Representative Christine Watkins then took the mic to briefly discuss Main Street America, specifically the way the benches, garbage cans and flowers with Price City’s logo work to entice visitors to come all the way through the city. She stated that Carbon County was Utah’s original melting pot and that nobody should be discounted, but rather accepted and celebrated for what they bring to the table.

Next, Sara Braby of the Southeast Utah Health Department discussed the Healthy Utah designation for Price City. Braby is the Director of Nursing for the department and said that the idea for the Healthy Utah community came from Rep. Watkins out of a Main Street America Board meeting.

A health committee was created and health strategies were implemented. There were three strategies for this, including access to healthy food, safe disposal of medications and the implementation of bike lanes.

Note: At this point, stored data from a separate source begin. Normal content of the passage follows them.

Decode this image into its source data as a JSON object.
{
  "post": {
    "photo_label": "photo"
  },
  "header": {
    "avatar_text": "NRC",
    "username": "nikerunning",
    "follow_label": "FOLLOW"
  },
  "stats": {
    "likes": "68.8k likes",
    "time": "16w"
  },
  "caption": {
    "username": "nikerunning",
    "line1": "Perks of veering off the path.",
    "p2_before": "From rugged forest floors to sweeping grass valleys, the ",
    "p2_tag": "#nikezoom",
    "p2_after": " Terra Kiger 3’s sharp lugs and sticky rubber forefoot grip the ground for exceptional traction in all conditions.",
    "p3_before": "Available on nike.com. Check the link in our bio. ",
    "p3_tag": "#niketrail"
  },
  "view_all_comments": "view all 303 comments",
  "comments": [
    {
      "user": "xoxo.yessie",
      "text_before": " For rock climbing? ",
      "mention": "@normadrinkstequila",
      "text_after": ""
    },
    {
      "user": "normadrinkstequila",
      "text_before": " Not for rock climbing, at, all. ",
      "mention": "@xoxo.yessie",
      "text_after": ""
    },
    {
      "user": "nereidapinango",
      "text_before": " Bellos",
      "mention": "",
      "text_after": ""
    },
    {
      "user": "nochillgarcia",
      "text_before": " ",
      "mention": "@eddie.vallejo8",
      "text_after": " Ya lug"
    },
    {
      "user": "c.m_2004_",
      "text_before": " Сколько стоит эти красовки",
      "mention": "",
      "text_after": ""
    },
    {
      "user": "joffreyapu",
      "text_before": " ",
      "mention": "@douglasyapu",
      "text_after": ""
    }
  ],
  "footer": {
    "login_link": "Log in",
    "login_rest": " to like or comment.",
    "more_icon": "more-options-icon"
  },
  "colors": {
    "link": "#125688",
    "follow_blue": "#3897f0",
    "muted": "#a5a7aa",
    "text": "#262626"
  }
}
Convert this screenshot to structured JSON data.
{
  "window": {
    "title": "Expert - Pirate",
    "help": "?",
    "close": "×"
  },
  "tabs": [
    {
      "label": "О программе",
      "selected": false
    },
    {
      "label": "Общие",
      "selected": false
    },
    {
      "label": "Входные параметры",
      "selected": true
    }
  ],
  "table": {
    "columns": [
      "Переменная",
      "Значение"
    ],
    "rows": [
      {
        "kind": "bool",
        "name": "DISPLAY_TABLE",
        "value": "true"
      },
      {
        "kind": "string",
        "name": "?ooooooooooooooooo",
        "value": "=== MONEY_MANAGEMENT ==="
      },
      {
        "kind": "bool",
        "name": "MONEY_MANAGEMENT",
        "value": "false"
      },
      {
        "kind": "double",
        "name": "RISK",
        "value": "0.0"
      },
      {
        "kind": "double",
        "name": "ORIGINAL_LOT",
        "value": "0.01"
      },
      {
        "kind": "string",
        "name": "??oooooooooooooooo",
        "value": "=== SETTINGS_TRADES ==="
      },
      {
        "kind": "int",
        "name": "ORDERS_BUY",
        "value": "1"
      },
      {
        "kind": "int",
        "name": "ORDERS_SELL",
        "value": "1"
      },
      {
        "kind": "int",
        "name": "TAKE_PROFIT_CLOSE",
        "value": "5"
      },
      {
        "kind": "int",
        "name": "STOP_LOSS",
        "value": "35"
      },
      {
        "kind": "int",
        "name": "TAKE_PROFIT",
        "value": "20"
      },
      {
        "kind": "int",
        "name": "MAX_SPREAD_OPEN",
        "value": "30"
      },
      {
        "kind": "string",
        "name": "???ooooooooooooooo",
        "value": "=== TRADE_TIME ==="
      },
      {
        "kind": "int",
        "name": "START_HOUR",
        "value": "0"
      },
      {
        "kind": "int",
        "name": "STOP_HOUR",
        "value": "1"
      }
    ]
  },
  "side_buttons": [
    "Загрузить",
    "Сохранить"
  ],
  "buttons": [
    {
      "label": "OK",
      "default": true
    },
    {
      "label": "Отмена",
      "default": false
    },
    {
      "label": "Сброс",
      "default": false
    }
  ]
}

Kate Kilpatrick, a Helper artist, then gave an overview of the new mural on SEUALG’s building. She stated that she likes to make art fun and available for everyone. When she was invited to do the mural, she was all-in. The idea behind the mural was to spotlight equity, diversity, inclusivity, technology and small business.

The idea behind the mural took Kilpatrick about a month to formulate. She chose to paint hands as they are a sign of strength, power and protection. Kilpatrick concluded by thanking SEUALG for letting her do the mural and supporting her as an artist.

Finally, Clint Cottam, the Executive Director of CAP Utah, spoke on digital equity. He stated that it is a dedication for helping people help themselves and that equity cannot be done without digital equality, which was made prevalent during the pandemic.

According to Cottam, community action changes lives and makes the community a better place to live. He said that USU Extension is a great partner with the Rural Online Initiative, and that the goal is to keep helping people to not be on the wrong side of the digital divide.

Cottam highlighted the Affordable Connectivity Program (ACP), which works with a family or individuals income to determine a discount on home internet services. ACP enrollment for Carbon County is great, with 34% of eligible households enrolled.

The day drew to a close with Rosier speaking once again, thanking those that had attended and encouraging them to enjoy the food truck and games that were featured on the lawn.

“This is really, really important work that we’re doing and we really want to continue,” Rosier concluded.